Pretty good he got away with this, though I imagine they will check more in the future...


That's wicked 8)
here's another good 'scam' I'm sure you'll all enjoy from Northampton in the 70s. From a recent issure of Northampton Socialist Forum's newsletter:-
28 years ago: Rita Ward and the Great Northampton Hospital ‘lie-in”
We hear a lot these days about the ‘creeping privatisation’ of the NHS. We have a Labour government committed to turning our free National Health Service into just another business along the lines of the American model, which sees poor people refused medical treatment because they can’t afford it. Although the current Thatcherite leadership of the Labour party is more vicious than most in it’s attacks on the NHS (foundation trusts and PFI schemes being their current weapons of choice) such
thinking is, unfortunately, far from new. As far back as 1977 NGH was the scene of a battle against a Labour government’s attempts to marketise the NHS which saw a brave housewife and rank and file trade unionists take on the government and NGH management.

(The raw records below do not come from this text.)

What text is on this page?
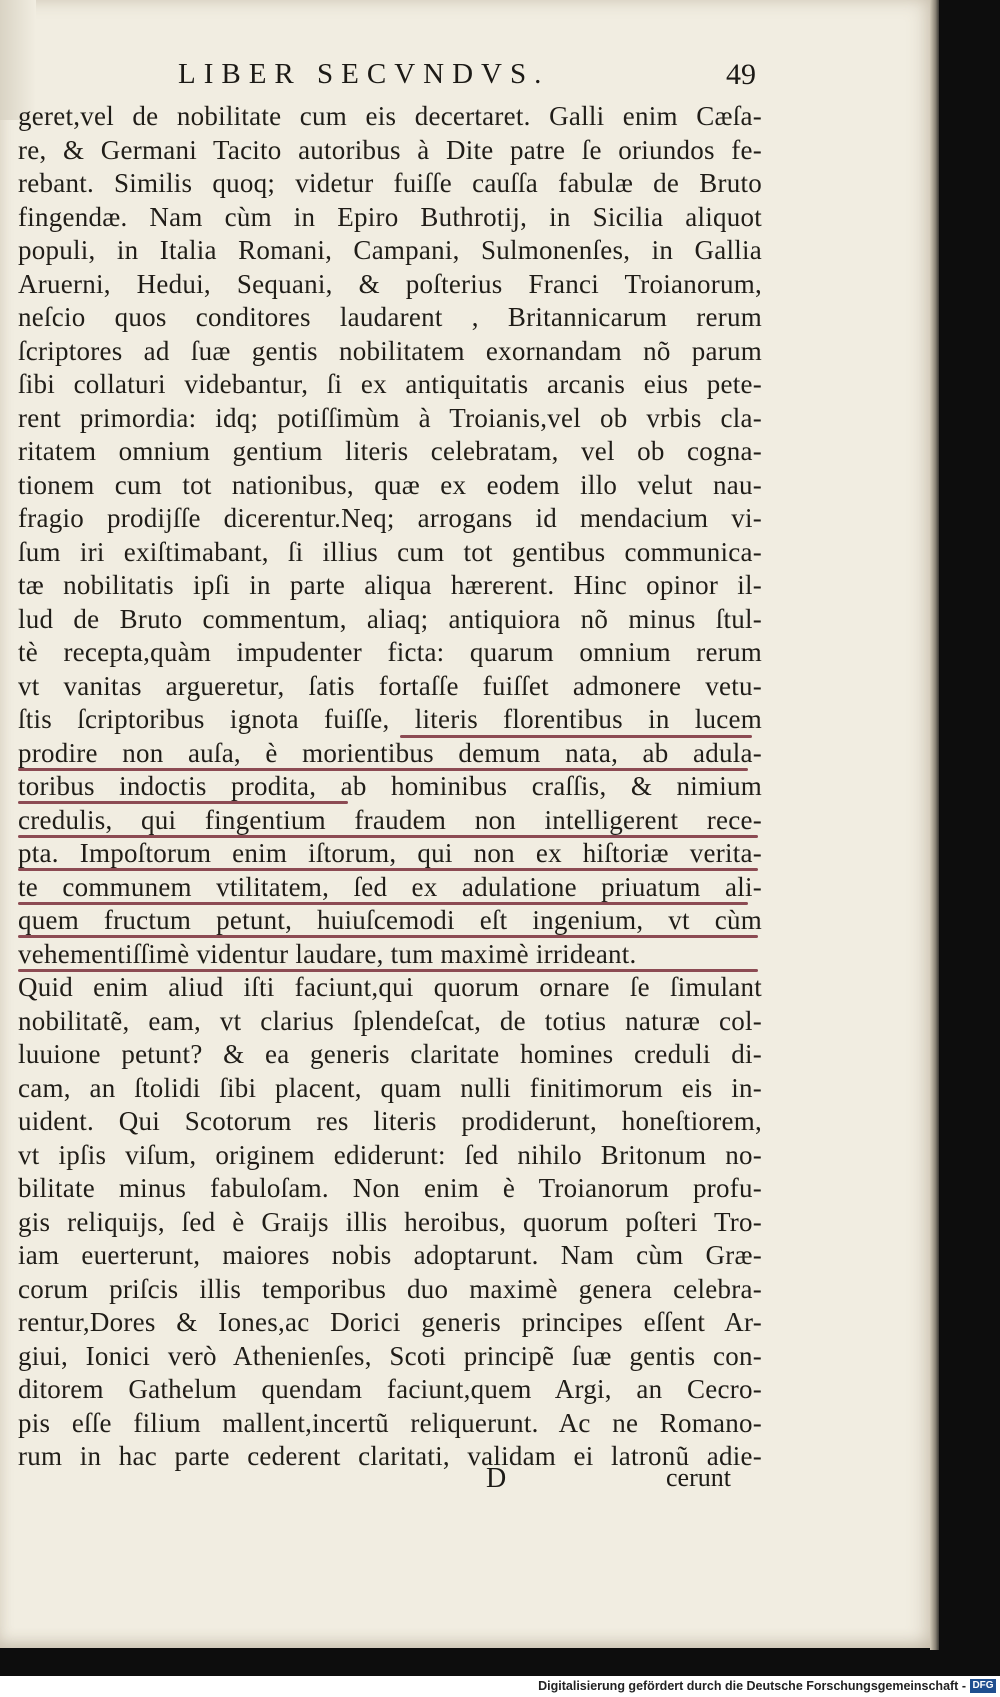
LIBER SECVNDVS.	49
geret,vel de nobilitate cum eis decertaret. Galli enim Cæſa-
re, & Germani Tacito autoribus à Dite patre ſe oriundos fe-
rebant. Similis quoq; videtur fuiſſe cauſſa fabulæ de Bruto
fingendæ. Nam cùm in Epiro Buthrotij, in Sicilia aliquot
populi, in Italia Romani, Campani, Sulmonenſes, in Gallia
Aruerni, Hedui, Sequani, & poſterius Franci Troianorum,
neſcio quos conditores laudarent , Britannicarum rerum
ſcriptores ad ſuæ gentis nobilitatem exornandam nõ parum
ſibi collaturi videbantur, ſi ex antiquitatis arcanis eius pete-
rent primordia: idq; potiſſimùm à Troianis,vel ob vrbis cla-
ritatem omnium gentium literis celebratam, vel ob cogna-
tionem cum tot nationibus, quæ ex eodem illo velut nau-
fragio prodijſſe dicerentur.Neq; arrogans id mendacium vi-
ſum iri exiſtimabant, ſi illius cum tot gentibus communica-
tæ nobilitatis ipſi in parte aliqua hærerent. Hinc opinor il-
lud de Bruto commentum, aliaq; antiquiora nõ minus ſtul-
tè recepta,quàm impudenter ficta: quarum omnium rerum
vt vanitas argueretur, ſatis fortaſſe fuiſſet admonere vetu-
ſtis ſcriptoribus ignota fuiſſe, literis florentibus in lucem
prodire non auſa, è morientibus demum nata, ab adula-
toribus indoctis prodita, ab hominibus craſſis, & nimium
credulis, qui fingentium fraudem non intelligerent rece-
pta. Impoſtorum enim iſtorum, qui non ex hiſtoriæ verita-
te communem vtilitatem, ſed ex adulatione priuatum ali-
quem fructum petunt, huiuſcemodi eſt ingenium, vt cùm
vehementiſſimè videntur laudare, tum maximè irrideant.
Quid enim aliud iſti faciunt,qui quorum ornare ſe ſimulant
nobilitatẽ, eam, vt clarius ſplendeſcat, de totius naturæ col-
luuione petunt? & ea generis claritate homines creduli di-
cam, an ſtolidi ſibi placent, quam nulli finitimorum eis in-
uident. Qui Scotorum res literis prodiderunt, honeſtiorem,
vt ipſis viſum, originem ediderunt: ſed nihilo Britonum no-
bilitate minus fabuloſam. Non enim è Troianorum profu-
gis reliquijs, ſed è Graijs illis heroibus, quorum poſteri Tro-
iam euerterunt, maiores nobis adoptarunt. Nam cùm Græ-
corum priſcis illis temporibus duo maximè genera celebra-
rentur,Dores & Iones,ac Dorici generis principes eſſent Ar-
giui, Ionici verò Athenienſes, Scoti principẽ ſuæ gentis con-
ditorem Gathelum quendam faciunt,quem Argi, an Cecro-
pis eſſe filium mallent,incertũ reliquerunt. Ac ne Romano-
rum in hac parte cederent claritati, validam ei latronũ adie-
D	cerunt
Digitalisierung gefördert durch die Deutsche Forschungsgemeinschaft - DFG
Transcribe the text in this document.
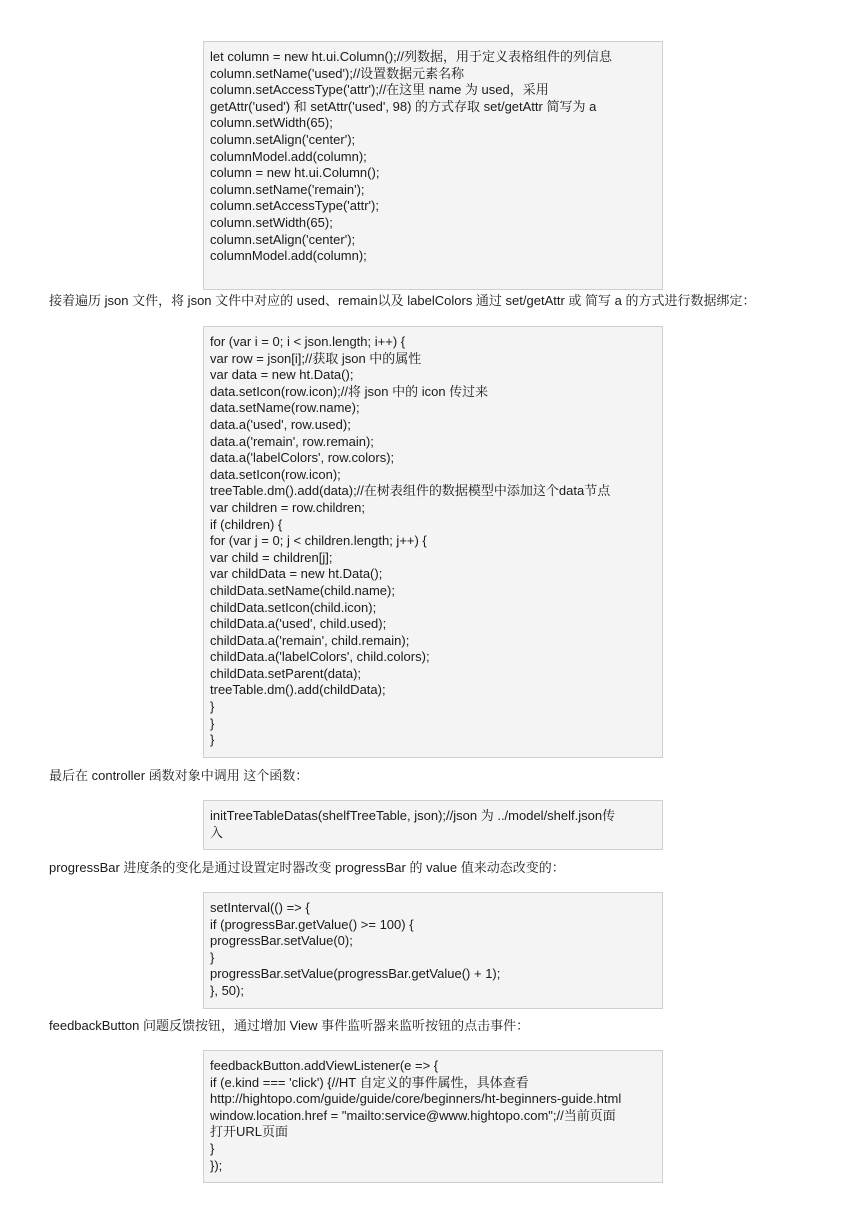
let column = new ht.ui.Column();//列数据，用于定义表格组件的列信息
column.setName('used');//设置数据元素名称
column.setAccessType('attr');//在这里 name 为 used，采用
getAttr('used') 和 setAttr('used', 98) 的方式存取 set/getAttr 简写为 a
column.setWidth(65);
column.setAlign('center');
columnModel.add(column);
column = new ht.ui.Column();
column.setName('remain');
column.setAccessType('attr');
column.setWidth(65);
column.setAlign('center');
columnModel.add(column);
接着遍历 json 文件，将 json 文件中对应的 used、remain以及 labelColors 通过 set/getAttr 或 简写 a 的方式进行数据绑定：
for (var i = 0; i < json.length; i++) {
var row = json[i];//获取 json 中的属性
var data = new ht.Data();
data.setIcon(row.icon);//将 json 中的 icon 传过来
data.setName(row.name);
data.a('used', row.used);
data.a('remain', row.remain);
data.a('labelColors', row.colors);
data.setIcon(row.icon);
treeTable.dm().add(data);//在树表组件的数据模型中添加这个data节点
var children = row.children;
if (children) {
for (var j = 0; j < children.length; j++) {
var child = children[j];
var childData = new ht.Data();
childData.setName(child.name);
childData.setIcon(child.icon);
childData.a('used', child.used);
childData.a('remain', child.remain);
childData.a('labelColors', child.colors);
childData.setParent(data);
treeTable.dm().add(childData);
}
}
}
最后在 controller 函数对象中调用 这个函数：
initTreeTableDatas(shelfTreeTable, json);//json 为 ../model/shelf.json传
入
progressBar 进度条的变化是通过设置定时器改变 progressBar 的 value 值来动态改变的：
setInterval(() => {
if (progressBar.getValue() >= 100) {
progressBar.setValue(0);
}
progressBar.setValue(progressBar.getValue() + 1);
}, 50);
feedbackButton 问题反馈按钮，通过增加 View 事件监听器来监听按钮的点击事件：
feedbackButton.addViewListener(e => {
if (e.kind === 'click') {//HT 自定义的事件属性，具体查看
http://hightopo.com/guide/guide/core/beginners/ht-beginners-guide.html
window.location.href = "mailto:service@www.hightopo.com";//当前页面
打开URL页面
}
});
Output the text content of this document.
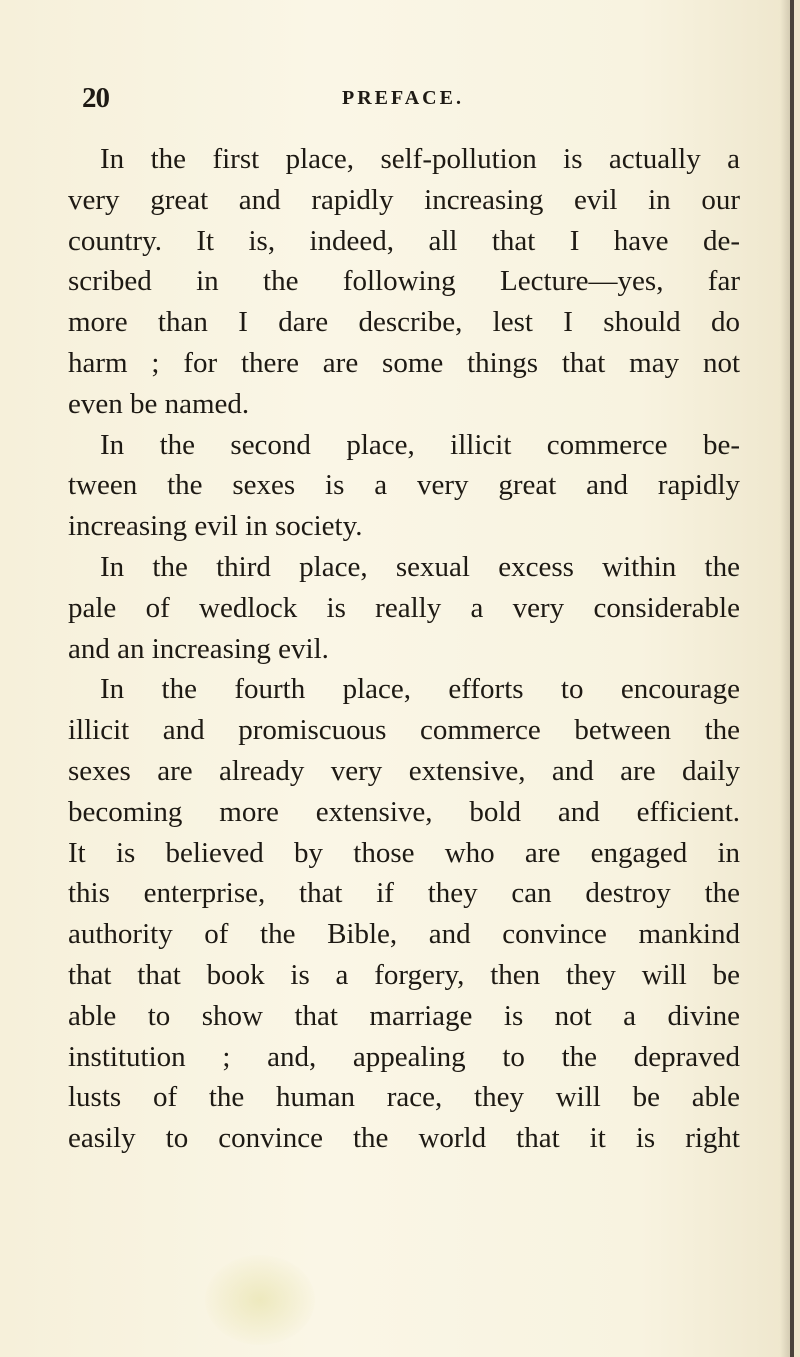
20	PREFACE.
In the first place, self-pollution is actually a
very great and rapidly increasing evil in our
country. It is, indeed, all that I have de-
scribed in the following Lecture—yes, far
more than I dare describe, lest I should do
harm ; for there are some things that may not
even be named.
In the second place, illicit commerce be-
tween the sexes is a very great and rapidly
increasing evil in society.
In the third place, sexual excess within the
pale of wedlock is really a very considerable
and an increasing evil.
In the fourth place, efforts to encourage
illicit and promiscuous commerce between the
sexes are already very extensive, and are daily
becoming more extensive, bold and efficient.
It is believed by those who are engaged in
this enterprise, that if they can destroy the
authority of the Bible, and convince mankind
that that book is a forgery, then they will be
able to show that marriage is not a divine
institution ; and, appealing to the depraved
lusts of the human race, they will be able
easily to convince the world that it is right
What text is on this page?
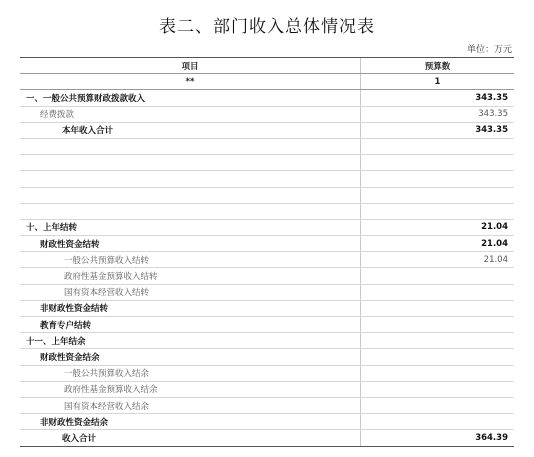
表二、部门收入总体情况表
单位：万元
项目	预算数
**	1
一、一般公共预算财政拨款收入	343.35
经费拨款	343.35
本年收入合计	343.35
十、上年结转	21.04
财政性资金结转	21.04
一般公共预算收入结转	21.04
政府性基金预算收入结转
国有资本经营收入结转
非财政性资金结转
教育专户结转
十一、上年结余
财政性资金结余
一般公共预算收入结余
政府性基金预算收入结余
国有资本经营收入结余
非财政性资金结余
收入合计	364.39
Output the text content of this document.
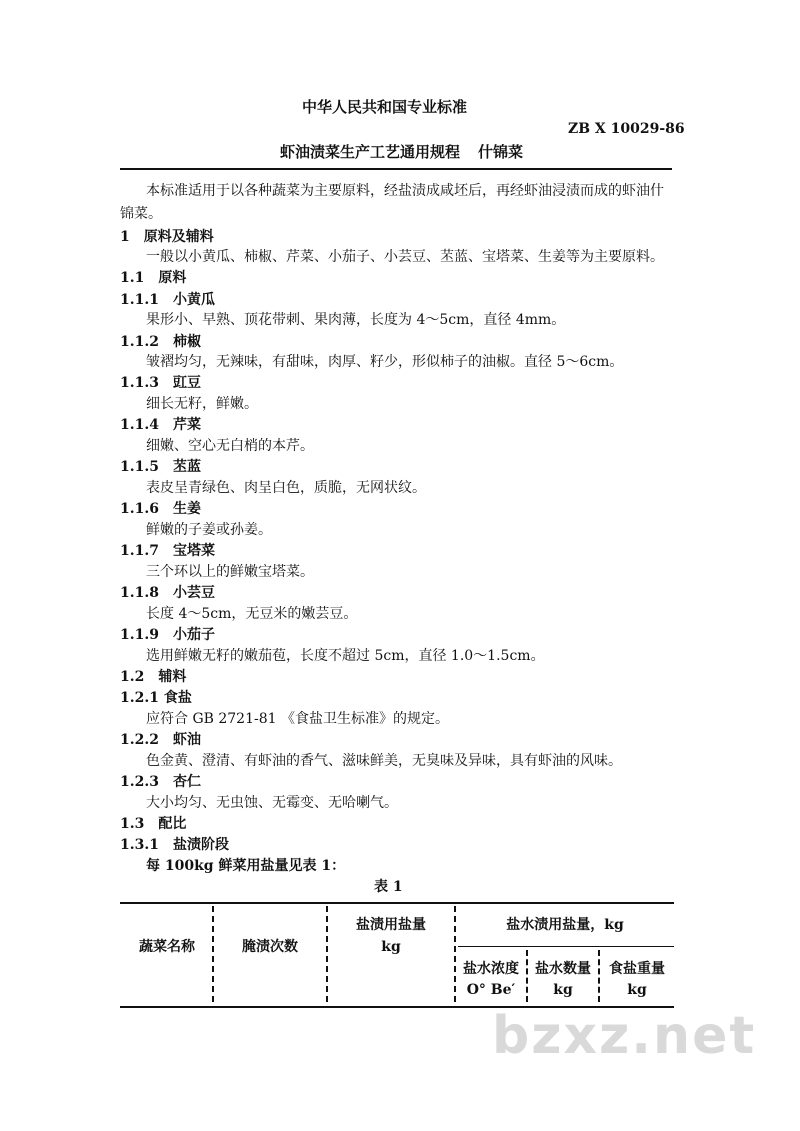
中华人民共和国专业标准
ZB X 10029-86
虾油渍菜生产工艺通用规程 什锦菜
本标准适用于以各种蔬菜为主要原料，经盐渍成咸坯后，再经虾油浸渍而成的虾油什
锦菜。
1　原料及辅料
一般以小黄瓜、柿椒、芹菜、小茄子、小芸豆、苤蓝、宝塔菜、生姜等为主要原料。
1.1　原料
1.1.1　小黄瓜
果形小、早熟、顶花带刺、果肉薄，长度为 4～5cm，直径 4mm。
1.1.2　柿椒
皱褶均匀，无辣味，有甜味，肉厚、籽少，形似柿子的油椒。直径 5～6cm。
1.1.3　豇豆
细长无籽，鲜嫩。
1.1.4　芹菜
细嫩、空心无白梢的本芹。
1.1.5　苤蓝
表皮呈青绿色、肉呈白色，质脆，无网状纹。
1.1.6　生姜
鲜嫩的子姜或孙姜。
1.1.7　宝塔菜
三个环以上的鲜嫩宝塔菜。
1.1.8　小芸豆
长度 4～5cm，无豆米的嫩芸豆。
1.1.9　小茄子
选用鲜嫩无籽的嫩茄苞，长度不超过 5cm，直径 1.0～1.5cm。
1.2　辅料
1.2.1 食盐
应符合 GB 2721-81 《食盐卫生标准》的规定。
1.2.2　虾油
色金黄、澄清、有虾油的香气、滋味鲜美，无臭味及异味，具有虾油的风味。
1.2.3　杏仁
大小均匀、无虫蚀、无霉变、无哈喇气。
1.3　配比
1.3.1　盐渍阶段
每 100kg 鲜菜用盐量见表 1：
表 1
蔬菜名称	腌渍次数
盐渍用盐量
kg
盐水渍用盐量，kg
盐水浓度
O° Be′
盐水数量
kg
食盐重量
kg
bzxz.net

Rita Ward, of St. James’ Park road, Northampton had been in severe pain for 18 months and was waiting for a desperately needed gallstones operation. She was told she would have to wait another year -
unless she coughed up £400 (a lot more money in those days) in which case she could have it that weekend! Rightly outraged
at this economic apatheid Rita determined that she would get the operation at the same time as she would
have done if she was rich. Flanked by her family and local trade unionists Rita walked into the hospital,
removed the coat which was covering her nightdress and laid down in an empty bed. The trade unionists
informed the hospital workers of the situation and told them that they expected them to show some
working-class solidarity and treat her like any other patient. The hospital workers obliged, looked after
Rita and refused to remove her.
The next day it was national news, with journalists descending on NGH to cover the story. The
right wing press screamed about ‘queue-jumping’ but others, notably Paul Foot, pointed out that there
shouldn’t be a queue in the first place and if there is one you certainly shouldn’t be able to get to the top of
it by being rich.
The outcome was that Rita got her operation in the next few days, and no other patients had operations cancelled or deferred. As the Daily Mail and the Labour government tore their hair out Rita Ward, Northampton housewife, gave the country a lesson in how direct action and working-class solidarity can defeat the attempts of the moneymen to deny us our basic rights. The small victory we won in Northampton 28 years ago has, however, been followed by many defeats. With the NHS being slowly run down and sold off, PFI schemes and ‘foundation hospitals’ introducing market principles into our health service and more and more NHS services being ‘contracted out’ to private profiteers how many more are being told, like Rita, that they have to pay for health care, but are unable to take the action she so bravely took?